Suarez has four races left this season—at Kansas, Texas, Phoenix and Homestead—in which to try to score his first victory.
“We
just need to put all the luck together and our stuff together to try to
win a race,” he said. “I feel like we’re close, and we have the speed.
We just need to put our pieces
together.”
BLANEY HAPPY JUST TO BE RACING
Persistent
rain greeted drivers, crews and fans on Bank of America 500 race day at
Charlotte Motor Speedway, but Ryan Blaney didn’t mind—because the rain
hadn’t come two days
earlier when the NASCAR Sprint Cup Series held its qualifying session.
Because
the Wood Brothers Racing team that fields the Fords for Blaney run a
limited schedule, the 21-year-old driver has missed three races this
season, most recently at Chicagoland
Speedway, when rain washed out time trials. But on Thursday, well
before the rain arrived, Blaney qualified 16th for Saturday night’s race
(on NBC at 7 p.m. ET).
“After
Chicago, it’s good to at least know we’ll be driving on race day,”

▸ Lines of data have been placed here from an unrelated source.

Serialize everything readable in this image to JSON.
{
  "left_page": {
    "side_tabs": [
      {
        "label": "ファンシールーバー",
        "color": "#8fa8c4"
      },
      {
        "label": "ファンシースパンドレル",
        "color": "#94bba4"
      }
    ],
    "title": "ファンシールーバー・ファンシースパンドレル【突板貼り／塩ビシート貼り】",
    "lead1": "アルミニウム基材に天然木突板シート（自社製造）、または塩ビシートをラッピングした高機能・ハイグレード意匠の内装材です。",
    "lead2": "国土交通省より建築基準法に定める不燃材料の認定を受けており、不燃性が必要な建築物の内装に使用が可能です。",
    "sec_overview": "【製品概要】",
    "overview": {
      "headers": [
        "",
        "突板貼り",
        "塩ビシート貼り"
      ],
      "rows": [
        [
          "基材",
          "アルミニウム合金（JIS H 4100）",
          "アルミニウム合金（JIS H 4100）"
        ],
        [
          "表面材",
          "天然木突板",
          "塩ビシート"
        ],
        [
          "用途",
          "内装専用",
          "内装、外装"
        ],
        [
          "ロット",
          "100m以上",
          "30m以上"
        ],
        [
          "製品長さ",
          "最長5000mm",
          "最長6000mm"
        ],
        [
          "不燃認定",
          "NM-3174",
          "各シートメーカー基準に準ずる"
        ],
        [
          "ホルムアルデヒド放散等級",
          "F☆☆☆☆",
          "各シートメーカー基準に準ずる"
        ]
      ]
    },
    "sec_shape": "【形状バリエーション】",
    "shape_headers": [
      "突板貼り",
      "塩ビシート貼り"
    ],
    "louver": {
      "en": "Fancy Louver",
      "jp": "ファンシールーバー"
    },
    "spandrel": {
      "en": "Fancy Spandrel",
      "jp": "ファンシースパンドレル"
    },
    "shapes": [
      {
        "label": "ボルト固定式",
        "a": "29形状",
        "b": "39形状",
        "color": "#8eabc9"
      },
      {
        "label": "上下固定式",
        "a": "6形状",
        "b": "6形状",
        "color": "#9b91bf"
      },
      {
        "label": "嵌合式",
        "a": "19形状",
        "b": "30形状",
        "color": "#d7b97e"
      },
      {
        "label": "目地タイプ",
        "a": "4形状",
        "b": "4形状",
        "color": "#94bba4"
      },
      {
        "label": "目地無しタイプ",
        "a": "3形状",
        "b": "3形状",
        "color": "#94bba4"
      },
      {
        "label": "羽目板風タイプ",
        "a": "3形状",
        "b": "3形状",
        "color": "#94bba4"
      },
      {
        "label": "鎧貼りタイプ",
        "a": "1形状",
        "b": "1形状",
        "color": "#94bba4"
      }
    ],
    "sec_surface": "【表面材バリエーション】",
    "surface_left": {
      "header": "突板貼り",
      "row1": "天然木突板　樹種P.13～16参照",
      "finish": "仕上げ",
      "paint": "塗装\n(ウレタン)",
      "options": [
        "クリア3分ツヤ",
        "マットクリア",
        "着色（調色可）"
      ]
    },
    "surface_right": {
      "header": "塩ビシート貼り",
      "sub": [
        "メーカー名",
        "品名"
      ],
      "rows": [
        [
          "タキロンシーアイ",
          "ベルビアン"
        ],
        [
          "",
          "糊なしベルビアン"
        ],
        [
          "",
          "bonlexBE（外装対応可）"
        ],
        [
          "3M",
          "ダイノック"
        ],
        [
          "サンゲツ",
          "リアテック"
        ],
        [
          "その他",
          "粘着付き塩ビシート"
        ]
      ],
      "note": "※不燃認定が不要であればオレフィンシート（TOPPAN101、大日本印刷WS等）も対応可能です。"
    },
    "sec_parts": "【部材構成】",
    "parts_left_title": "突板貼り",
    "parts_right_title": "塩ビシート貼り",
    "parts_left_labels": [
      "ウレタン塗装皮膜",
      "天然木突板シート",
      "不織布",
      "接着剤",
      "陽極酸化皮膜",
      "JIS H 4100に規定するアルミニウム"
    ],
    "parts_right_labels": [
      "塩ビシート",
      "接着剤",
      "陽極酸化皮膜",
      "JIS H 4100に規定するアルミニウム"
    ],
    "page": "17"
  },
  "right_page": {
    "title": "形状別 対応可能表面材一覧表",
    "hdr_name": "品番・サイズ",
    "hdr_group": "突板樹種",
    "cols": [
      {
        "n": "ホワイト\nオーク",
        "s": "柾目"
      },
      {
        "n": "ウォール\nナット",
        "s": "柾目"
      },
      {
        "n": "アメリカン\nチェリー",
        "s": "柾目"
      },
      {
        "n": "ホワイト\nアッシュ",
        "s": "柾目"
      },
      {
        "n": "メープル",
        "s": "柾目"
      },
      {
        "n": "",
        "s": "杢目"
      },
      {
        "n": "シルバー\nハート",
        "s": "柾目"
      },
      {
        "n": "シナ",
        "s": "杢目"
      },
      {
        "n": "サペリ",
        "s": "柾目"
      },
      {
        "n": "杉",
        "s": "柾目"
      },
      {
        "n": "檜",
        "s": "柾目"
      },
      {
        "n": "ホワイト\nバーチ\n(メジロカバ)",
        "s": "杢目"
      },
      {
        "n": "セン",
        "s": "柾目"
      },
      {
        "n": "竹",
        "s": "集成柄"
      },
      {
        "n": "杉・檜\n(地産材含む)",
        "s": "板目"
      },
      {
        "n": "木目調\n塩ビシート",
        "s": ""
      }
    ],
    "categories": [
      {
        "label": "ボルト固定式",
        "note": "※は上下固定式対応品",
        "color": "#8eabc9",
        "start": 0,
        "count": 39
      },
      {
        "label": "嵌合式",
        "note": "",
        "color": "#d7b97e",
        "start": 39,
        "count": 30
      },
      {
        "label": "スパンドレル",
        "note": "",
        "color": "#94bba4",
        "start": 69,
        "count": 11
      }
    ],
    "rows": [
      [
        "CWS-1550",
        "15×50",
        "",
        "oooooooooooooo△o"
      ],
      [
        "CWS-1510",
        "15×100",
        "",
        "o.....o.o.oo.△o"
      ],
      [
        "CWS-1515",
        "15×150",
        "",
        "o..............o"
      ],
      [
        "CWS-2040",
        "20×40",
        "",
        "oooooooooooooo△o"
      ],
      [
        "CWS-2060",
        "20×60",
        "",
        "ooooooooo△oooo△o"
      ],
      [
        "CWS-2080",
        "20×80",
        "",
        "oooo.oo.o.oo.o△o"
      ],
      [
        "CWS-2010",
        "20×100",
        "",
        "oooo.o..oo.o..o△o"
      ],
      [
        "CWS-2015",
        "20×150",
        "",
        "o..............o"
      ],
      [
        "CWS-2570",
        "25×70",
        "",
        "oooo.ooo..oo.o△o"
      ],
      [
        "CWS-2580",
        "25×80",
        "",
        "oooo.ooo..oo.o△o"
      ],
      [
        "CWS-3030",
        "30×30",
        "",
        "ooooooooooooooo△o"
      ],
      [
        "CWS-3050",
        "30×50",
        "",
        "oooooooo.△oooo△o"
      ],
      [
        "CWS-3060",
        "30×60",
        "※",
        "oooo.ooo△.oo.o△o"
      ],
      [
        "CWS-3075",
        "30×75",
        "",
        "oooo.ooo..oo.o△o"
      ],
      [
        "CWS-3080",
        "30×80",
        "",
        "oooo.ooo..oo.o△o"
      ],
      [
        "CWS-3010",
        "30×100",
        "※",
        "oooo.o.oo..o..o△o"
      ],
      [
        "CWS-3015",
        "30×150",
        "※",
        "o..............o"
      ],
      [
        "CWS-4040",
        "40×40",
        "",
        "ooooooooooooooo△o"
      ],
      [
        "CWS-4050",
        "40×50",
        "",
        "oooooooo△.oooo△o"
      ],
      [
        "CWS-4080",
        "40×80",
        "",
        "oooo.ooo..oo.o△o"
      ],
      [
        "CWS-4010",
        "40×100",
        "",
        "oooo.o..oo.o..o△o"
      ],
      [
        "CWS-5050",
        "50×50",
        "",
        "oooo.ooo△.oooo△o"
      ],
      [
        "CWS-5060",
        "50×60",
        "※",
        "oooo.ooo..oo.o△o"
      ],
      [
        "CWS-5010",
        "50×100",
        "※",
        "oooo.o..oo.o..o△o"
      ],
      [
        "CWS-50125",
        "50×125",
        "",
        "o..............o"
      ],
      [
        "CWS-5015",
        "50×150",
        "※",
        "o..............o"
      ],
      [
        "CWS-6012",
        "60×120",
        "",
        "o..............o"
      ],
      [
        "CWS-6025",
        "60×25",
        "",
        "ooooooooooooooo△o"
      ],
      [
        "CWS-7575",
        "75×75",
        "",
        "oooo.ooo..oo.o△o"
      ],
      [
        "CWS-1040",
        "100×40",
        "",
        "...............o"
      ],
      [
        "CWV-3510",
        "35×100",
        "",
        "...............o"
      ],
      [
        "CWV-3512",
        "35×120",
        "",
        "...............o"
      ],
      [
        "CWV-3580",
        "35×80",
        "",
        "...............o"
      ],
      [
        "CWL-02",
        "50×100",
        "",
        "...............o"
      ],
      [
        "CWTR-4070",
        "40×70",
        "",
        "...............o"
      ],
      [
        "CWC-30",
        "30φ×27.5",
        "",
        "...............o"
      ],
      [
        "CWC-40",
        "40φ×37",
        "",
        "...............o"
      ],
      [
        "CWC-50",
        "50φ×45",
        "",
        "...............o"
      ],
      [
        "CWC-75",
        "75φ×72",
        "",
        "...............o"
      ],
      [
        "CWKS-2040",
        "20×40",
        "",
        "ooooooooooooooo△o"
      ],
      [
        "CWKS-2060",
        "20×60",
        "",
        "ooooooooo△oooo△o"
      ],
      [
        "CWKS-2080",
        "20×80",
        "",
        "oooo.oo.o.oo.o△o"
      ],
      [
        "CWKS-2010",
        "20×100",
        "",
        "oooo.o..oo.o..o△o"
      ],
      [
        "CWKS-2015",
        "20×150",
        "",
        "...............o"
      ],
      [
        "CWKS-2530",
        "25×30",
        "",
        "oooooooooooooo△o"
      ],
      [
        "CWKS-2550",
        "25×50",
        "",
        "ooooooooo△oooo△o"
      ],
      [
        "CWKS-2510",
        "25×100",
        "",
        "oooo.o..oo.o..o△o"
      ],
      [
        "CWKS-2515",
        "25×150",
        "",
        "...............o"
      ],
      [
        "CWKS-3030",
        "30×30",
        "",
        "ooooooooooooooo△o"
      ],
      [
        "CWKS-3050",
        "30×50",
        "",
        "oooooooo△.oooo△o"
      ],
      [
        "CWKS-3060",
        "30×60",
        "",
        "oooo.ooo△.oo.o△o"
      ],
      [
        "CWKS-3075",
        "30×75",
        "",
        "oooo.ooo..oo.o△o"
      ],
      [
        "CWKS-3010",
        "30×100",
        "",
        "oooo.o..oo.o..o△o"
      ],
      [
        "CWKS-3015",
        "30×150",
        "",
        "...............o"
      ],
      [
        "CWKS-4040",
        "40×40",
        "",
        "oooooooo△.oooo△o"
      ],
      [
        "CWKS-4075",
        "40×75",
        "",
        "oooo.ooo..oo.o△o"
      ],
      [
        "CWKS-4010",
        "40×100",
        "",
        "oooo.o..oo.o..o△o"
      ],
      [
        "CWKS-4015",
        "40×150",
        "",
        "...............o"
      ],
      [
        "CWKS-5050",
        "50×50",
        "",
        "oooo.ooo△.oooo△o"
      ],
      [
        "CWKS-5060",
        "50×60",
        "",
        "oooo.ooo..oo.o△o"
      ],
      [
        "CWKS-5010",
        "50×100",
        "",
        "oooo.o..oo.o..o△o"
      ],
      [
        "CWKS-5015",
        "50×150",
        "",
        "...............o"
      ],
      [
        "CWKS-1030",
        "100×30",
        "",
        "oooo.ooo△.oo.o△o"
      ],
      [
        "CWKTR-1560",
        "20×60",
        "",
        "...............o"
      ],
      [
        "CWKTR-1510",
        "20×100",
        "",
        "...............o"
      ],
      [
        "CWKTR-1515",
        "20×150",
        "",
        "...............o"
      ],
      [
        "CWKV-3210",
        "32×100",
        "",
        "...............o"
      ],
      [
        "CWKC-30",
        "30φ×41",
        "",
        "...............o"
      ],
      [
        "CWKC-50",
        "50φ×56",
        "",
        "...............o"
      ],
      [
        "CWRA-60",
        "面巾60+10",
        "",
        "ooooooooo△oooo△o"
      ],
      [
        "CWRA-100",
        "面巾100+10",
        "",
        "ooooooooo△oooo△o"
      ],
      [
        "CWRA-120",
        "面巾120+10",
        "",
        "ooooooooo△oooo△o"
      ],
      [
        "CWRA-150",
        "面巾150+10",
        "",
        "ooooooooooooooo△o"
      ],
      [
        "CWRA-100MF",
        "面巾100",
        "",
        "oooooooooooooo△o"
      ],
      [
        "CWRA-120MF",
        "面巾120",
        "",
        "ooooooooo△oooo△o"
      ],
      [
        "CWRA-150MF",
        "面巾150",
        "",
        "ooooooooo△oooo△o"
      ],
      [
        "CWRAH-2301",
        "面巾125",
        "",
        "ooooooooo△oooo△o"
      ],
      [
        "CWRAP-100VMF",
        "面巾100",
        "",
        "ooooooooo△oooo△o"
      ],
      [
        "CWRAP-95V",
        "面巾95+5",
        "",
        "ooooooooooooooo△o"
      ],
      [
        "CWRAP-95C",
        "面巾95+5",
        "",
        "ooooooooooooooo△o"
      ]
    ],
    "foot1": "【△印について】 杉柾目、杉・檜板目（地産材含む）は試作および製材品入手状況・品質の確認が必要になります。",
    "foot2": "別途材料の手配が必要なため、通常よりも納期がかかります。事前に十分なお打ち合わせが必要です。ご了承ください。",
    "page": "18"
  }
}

Blaney said. “We had an extra lap on the tires (during the first round
of knockout qualifying), and
that didn’t really help.
“We
just didn’t get enough there at the end to try to get in the top 12,
but it’s going to be nice to be racing (at Charlotte) on Saturday night
and be part of the show.”
THREE DECADES OF CHARLOTTE COVERS FOR SAM BASS
Among
his many other accomplishments, artist Sam Bass has been designing and
painting covers for Charlotte Motor Speedway’s race programs for 30
years.
The
program for Saturday night’s Bank of America 500 was particularly
significant, because it commemorates Jeff Gordon’s last trip around the
1.5-mile speedway as a full-time
NASCAR Sprint Cup Series driver.
“They
wanted me to sum up Jeff Gordon’s career in one painting,” Bass told
the NASCAR Wire Service. “I would have needed a canvas the size of that
wall right there to capture
it, and that probably wouldn’t have been big enough.
“I
wanted to use the Jumbotron as a vehicle to show a young Jeff Gordon
and his first (Sprint Cup) car, which I designed for him. I showed the
young Jeff Gordon with the moustache
and the mullet and his first ride kind of looking at himself in the
future and seeing the 3M-clad Jeff Gordon and his car of today, waving
good-bye to the crowd.
“That juxtaposition of today and yesterday really worked out nice.”